Key things to remember
About About this report
This report maps the Australian artificial intelligence and machine learning software market — its size, structure, capital flows, competitive dynamics, regulatory environment, and three-year outlook.
Investors, founders, and analysts assessing market entry, capital deployment, or competitive positioning in the Australian AI sector.
Ren synthesised research across government publications, industry analyst reports, legal analyses, and enterprise surveys, prioritising Tier 1 government sources and Tier 2 industry data where available.
Primary data reflects 2025–2026; where only 2024 figures are available this is noted explicitly; market size estimates rely on Tier 2 sources as no Tier 1 sizing figure for Australian AI software exists at the time of writing.
Sources Sources & Methodology
Research conducted 09 Apr 2026. All statistics carry inline citation markers.
Australian AI market total size — Mordor Intelligence — USD 1.78B (2025, AI data centre market, all segments) vs Tier 3 sources — AUD 6B+ by 2026 (Codewave); USD 7.76B by 2033 (Vocal Media).
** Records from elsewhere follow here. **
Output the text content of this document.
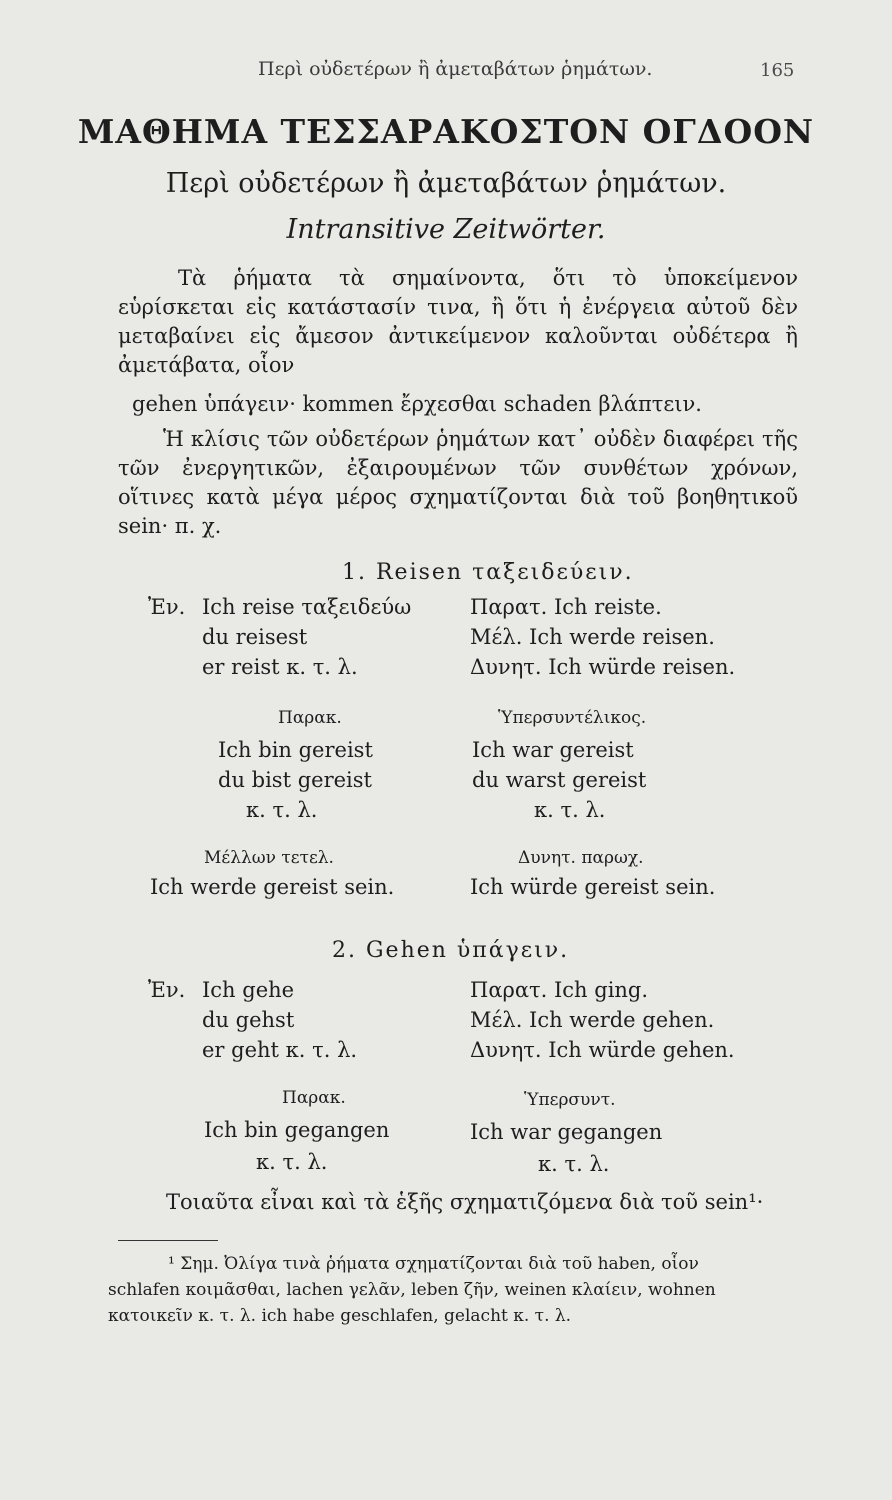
Περὶ οὐδετέρων ἢ ἀμεταβάτων ῥημάτων.	165
ΜΑΘΗΜΑ ΤΕΣΣΑΡΑΚΟΣΤΟΝ ΟΓΔΟΟΝ
Περὶ οὐδετέρων ἢ ἀμεταβάτων ῥημάτων.
Intransitive Zeitwörter.
Τὰ ῥήματα τὰ σημαίνοντα, ὅτι τὸ ὑποκείμενον εὑρίσκεται εἰς κατάστασίν τινα, ἢ ὅτι ἡ ἐνέργεια αὐτοῦ δὲν μεταβαίνει εἰς ἄμεσον ἀντικείμενον καλοῦνται οὐδέτερα ἢ ἀμετάβατα, οἷον
gehen ὑπάγειν· kommen ἔρχεσθαι schaden βλάπτειν.
Ἡ κλίσις τῶν οὐδετέρων ῥημάτων κατ᾿ οὐδὲν διαφέρει τῆς τῶν ἐνεργητικῶν, ἐξαιρουμένων τῶν συνθέτων χρόνων, οἵτινες κατὰ μέγα μέρος σχηματίζονται διὰ τοῦ βοηθητικοῦ sein· π. χ.
1. Reisen ταξειδεύειν.
Ἐν. Ich reise ταξειδεύω
du reisest
er reist κ. τ. λ.
Παρατ. Ich reiste.
Μέλ. Ich werde reisen.
Δυνητ. Ich würde reisen.
Παρακ.
Ich bin gereist
du bist gereist
κ. τ. λ.
Ὑπερσυντέλικος.
Ich war gereist
du warst gereist
κ. τ. λ.
Μέλλων τετελ.
Ich werde gereist sein.
Δυνητ. παρωχ.
Ich würde gereist sein.
2. Gehen ὑπάγειν.
Ἐν. Ich gehe
du gehst
er geht κ. τ. λ.
Παρατ. Ich ging.
Μέλ. Ich werde gehen.
Δυνητ. Ich würde gehen.
Παρακ.
Ich bin gegangen
κ. τ. λ.
Ὑπερσυντ.
Ich war gegangen
κ. τ. λ.
Τοιαῦτα εἶναι καὶ τὰ ἑξῆς σχηματιζόμενα διὰ τοῦ sein¹·
¹ Σημ. Ὀλίγα τινὰ ῥήματα σχηματίζονται διὰ τοῦ haben, οἷον
schlafen κοιμᾶσθαι, lachen γελᾶν, leben ζῆν, weinen κλαίειν, wohnen
κατοικεῖν κ. τ. λ. ich habe geschlafen, gelacht κ. τ. λ.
Mordor Intelligence used as the primary figure — it is a named Tier 2 source with methodology disclosure and covers a defined scope (AI data centre market). Tier 3 projections are flagged but not used in primary analysis.
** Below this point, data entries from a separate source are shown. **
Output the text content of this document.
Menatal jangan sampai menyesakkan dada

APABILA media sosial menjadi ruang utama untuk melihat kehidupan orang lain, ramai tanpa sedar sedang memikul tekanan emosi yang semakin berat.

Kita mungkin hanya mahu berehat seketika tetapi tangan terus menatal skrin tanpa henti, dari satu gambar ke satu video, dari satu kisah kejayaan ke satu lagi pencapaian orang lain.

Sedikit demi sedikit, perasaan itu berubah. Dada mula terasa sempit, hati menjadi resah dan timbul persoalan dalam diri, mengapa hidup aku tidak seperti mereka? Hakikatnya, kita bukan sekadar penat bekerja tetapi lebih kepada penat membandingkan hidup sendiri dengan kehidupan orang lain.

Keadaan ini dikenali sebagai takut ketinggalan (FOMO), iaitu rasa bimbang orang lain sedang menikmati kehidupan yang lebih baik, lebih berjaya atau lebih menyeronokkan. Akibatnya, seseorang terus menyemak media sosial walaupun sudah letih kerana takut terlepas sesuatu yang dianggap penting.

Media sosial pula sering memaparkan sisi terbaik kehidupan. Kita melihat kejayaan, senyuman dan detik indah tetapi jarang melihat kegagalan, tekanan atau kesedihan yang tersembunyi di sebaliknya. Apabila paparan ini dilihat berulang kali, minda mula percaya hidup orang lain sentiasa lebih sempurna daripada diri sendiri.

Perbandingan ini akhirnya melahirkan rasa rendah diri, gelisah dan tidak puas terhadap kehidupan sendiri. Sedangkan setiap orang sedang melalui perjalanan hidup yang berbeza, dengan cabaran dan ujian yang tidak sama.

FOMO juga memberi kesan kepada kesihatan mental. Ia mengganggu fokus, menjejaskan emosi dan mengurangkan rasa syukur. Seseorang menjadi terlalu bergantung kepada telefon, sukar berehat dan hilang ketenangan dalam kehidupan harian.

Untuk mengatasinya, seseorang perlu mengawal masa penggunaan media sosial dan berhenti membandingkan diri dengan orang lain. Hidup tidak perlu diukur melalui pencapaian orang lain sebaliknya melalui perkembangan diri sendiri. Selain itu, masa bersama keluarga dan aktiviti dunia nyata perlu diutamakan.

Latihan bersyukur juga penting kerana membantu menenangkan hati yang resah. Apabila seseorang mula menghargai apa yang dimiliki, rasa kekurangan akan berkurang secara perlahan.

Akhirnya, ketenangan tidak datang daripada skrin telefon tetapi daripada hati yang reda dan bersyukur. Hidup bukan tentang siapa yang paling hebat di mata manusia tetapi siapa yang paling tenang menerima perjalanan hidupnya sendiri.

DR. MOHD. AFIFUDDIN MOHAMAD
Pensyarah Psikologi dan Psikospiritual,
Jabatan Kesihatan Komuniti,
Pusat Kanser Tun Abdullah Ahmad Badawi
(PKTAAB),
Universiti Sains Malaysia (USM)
No Tier 1 source (Gartner, IDC, ABS, or equivalent) has published a standalone market size figure for Australian AI software — only the broader AI data centre market (hardware + software + infrastructure) is sized. All market size figures in this report are Tier 2 at best. Confidence on market sizing capped at MEDIUM.
No Australian-headquartered AI software company has disclosed revenue, market share, or contract values in the research available. Competitive analysis of local players is not possible beyond noting their absence from the data.
No named enterprise buyer (Commonwealth Bank, Telstra, Westpac, or any government agency) has publicly disclosed an AI software vendor name or contract value. The demand section relies on adoption rate surveys rather than procurement data.
State-by-state AI adoption data does not exist in the research reviewed. All geographic analysis is at national level only.
Analyst-assigned probability weightings for Australian AI market scenarios are not available from any Tier 1 or Tier 2 source. Scenario probabilities in this report are inferred from structural evidence and explicitly disclosed as such.
Fewer than 2 Tier 1 sources contribute to market sizing and competitive landscape sections — confidence ratings for those sections are capped at MEDIUM per Renatus framework rules.
This report is produced for informational purposes only. It does not constitute financial, legal, or investment advice. All data is sourced from publicly available information as at the date of research. Renatus Ventures makes no representations as to the completeness or accuracy of third-party data.